La mantequilla le dará cremocidad al jugo de naranja y lo convertirá en una salsa. En el último momento, antes de servirlo, agréguenle un generoso chorro de vino blanco… el perfume que le dará a la salsa les hará agua la boca.

Las rodajas de bolovique, será necesario pasarlas por un “golpe” de calor en el horno tostador, o si su horno tiene “broil” mejor.

Sirvan las rodajas bañadas con la cremosa salsa de naranja y piña, acompañados de arroz blanco y una ensalada verde de su preferencia.

Gracias Irmita, por su amistad, enseñanzas y por compartir conmigo, este delicioso momento.

Hasta la siguiente entrada.

marzo 29, 2010

Guicoyitos Rellenos

Hola de nuevo amigos!!

Hoy para el almuerzo servimos un platillo muy gustado por muchos, no muy gustado por los niños, después de todo, a qué niño le gustan las verduras?

Pero con esta receta… les aseguro que les gustará la menos comer unos deliciosos guicoyitos rellenos… de pollo.

Van al mercado, a cualquier mercado, a comprar un par de guicoyitos tiernos, ya sea dos, o tres por persona, todo dependerá del tamaño y del apetito de los comensales.

Los ponen a cocer, como siempre, quitándoles el tronquito, con agua y un poco de sal.

Mientras se cosen, en otra olla, ponen uno o dos filetes de pechuga de pollo, sin hueso y sin piel(*) con una cebolla y unos dientes de ajo, sin sal.

Cuando los filetes ya estén cocidos, métanlos en un procesador de alimentos o bien, píquenlos a mano.

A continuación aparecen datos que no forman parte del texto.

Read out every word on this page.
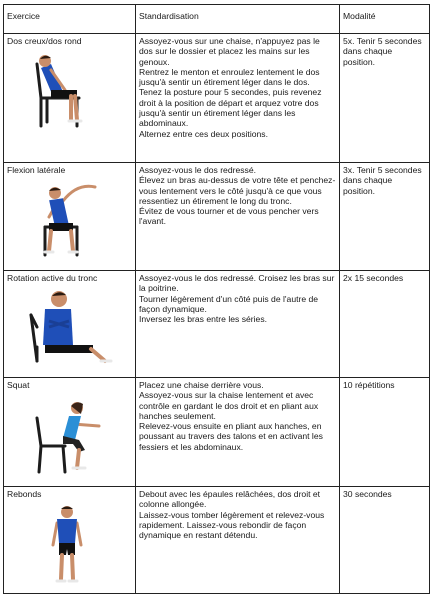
Exercice	Standardisation	Modalité

Dos creux/dos rond	Assoyez-vous sur une chaise, n'appuyez pas le dos sur le dossier et placez les mains sur les genoux.

Rentrez le menton et enroulez lentement le dos jusqu'à sentir un étirement léger dans le dos.

Tenez la posture pour 5 secondes, puis revenez droit à la position de départ et arquez votre dos jusqu'à sentir un étirement léger dans les abdominaux.

Alternez entre ces deux positions.	5x. Tenir 5 secondes dans chaque position.

Flexion latérale	Assoyez-vous le dos redressé.

Élevez un bras au-dessus de votre tête et penchez-vous lentement vers le côté jusqu'à ce que vous ressentiez un étirement le long du tronc.

Évitez de vous tourner et de vous pencher vers l'avant.	3x. Tenir 5 secondes dans chaque position.

Rotation active du tronc	Assoyez-vous le dos redressé. Croisez les bras sur la poitrine.

Tourner légèrement d'un côté puis de l'autre de façon dynamique.

Inversez les bras entre les séries.	2x 15 secondes

Squat	Placez une chaise derrière vous.

Assoyez-vous sur la chaise lentement et avec contrôle en gardant le dos droit et en pliant aux hanches seulement.

Relevez-vous ensuite en pliant aux hanches, en poussant au travers des talons et en activant les fessiers et les abdominaux.	10 répétitions

Rebonds	Debout avec les épaules relâchées, dos droit et colonne allongée.

Laissez-vous tomber légèrement et relevez-vous rapidement. Laissez-vous rebondir de façon dynamique en restant détendu.	30 secondes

En una sartén, en un poco de aceite de oliva, sofrían cebolla, tomate y chile pimiento, de preferencia verde, en concassé, cuando la cebolla ya esté transparente y se sienta el olor del chile pimiento, es hora de revolver el pollo triturado. Salpimienten a gusto y reserven.

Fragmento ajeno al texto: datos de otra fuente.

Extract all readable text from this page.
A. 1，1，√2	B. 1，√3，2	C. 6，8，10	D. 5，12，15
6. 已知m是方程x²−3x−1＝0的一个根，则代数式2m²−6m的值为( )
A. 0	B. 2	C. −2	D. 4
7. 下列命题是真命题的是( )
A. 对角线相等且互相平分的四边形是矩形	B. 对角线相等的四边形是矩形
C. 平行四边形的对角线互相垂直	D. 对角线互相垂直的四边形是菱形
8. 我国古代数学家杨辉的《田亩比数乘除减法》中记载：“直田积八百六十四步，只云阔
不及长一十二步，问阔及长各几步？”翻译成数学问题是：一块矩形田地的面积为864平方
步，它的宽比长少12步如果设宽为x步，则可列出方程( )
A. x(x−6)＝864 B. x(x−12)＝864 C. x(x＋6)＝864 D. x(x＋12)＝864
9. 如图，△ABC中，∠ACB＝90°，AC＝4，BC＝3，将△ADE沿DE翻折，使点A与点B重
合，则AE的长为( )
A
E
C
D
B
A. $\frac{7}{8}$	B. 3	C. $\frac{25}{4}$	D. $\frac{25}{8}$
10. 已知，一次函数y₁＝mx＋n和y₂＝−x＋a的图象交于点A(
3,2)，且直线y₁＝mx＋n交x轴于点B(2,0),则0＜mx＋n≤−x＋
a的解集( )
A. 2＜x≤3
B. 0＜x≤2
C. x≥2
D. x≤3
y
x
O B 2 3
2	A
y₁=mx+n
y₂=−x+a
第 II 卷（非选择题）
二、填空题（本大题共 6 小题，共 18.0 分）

Mientras esto pasa, los guicoyitos ya se cocieron, es hora de sacarlos a un bowl con agua fría (de preferencia agreguen hielo). Sumérjanlos allí.

Pongan unos tomates, cebolla, ajo y chile pimiento en una olla a hervir para hacer una salsa de tomate “chapina”, todos sabemos cómo se hace, y si no, dejen un comentario que con gusto les paso la receta.

Con una cuchara pequeña, extraigan la pepitas o semillas de los guicoyitos, teniendo cuidado de dejar algo de carnaza en ellos. Con mucho más cuidado rellenen los guicoyitos con la mezcla de pollo y reserven.  Algunos les gusta empanizarlos, a otros, solo dorarlos, a mi me gusta tal cual están en este punto, con dos pequeñas variantes.

La primera: con mucho cuidado, ahóguenlos en la salsa de tomate y sírvanlos con arroz blanco.

La segunda, coloquen una buena cantidad de queso de pita, Oaxaca o mozarela sobre cada guicoyito y métanlos a un horno muy caliente para gratinar el queso.  Sírvalos de inmediato acompañados de arroz blanco con elotitos dulces y la salsa de tomate, para que cada quien le ponga a su gusto.

Mmmmmmm…

Los sabores de mi Guatemala…

Un abrazo y hasta la siguiente.

* Tip: si quieren que el caldo tenga muy mejor sabor para tomarlo con fideos, guisquil, zanahoria y papa… pidan las pechugas con hueso, el hueso es lo que le da el sabor al caldo.

marzo 27, 2010

El Ichintal

Bien mis queridos amigos, tercer entrada, esta vale por la Semana Santa, ok?

Se recuerdan de mi amigo Guicho? Si el mismo al que llevé el viernes pasado.

Muy bien, pues con él hablábamos de un platillo que las abuelitas nos preparaban de patojos, a la abuelita de él le costaba un poco más de trabajo conseguirlo, pero lo conseguía mucho más fresco que yo, eso se los aseguro.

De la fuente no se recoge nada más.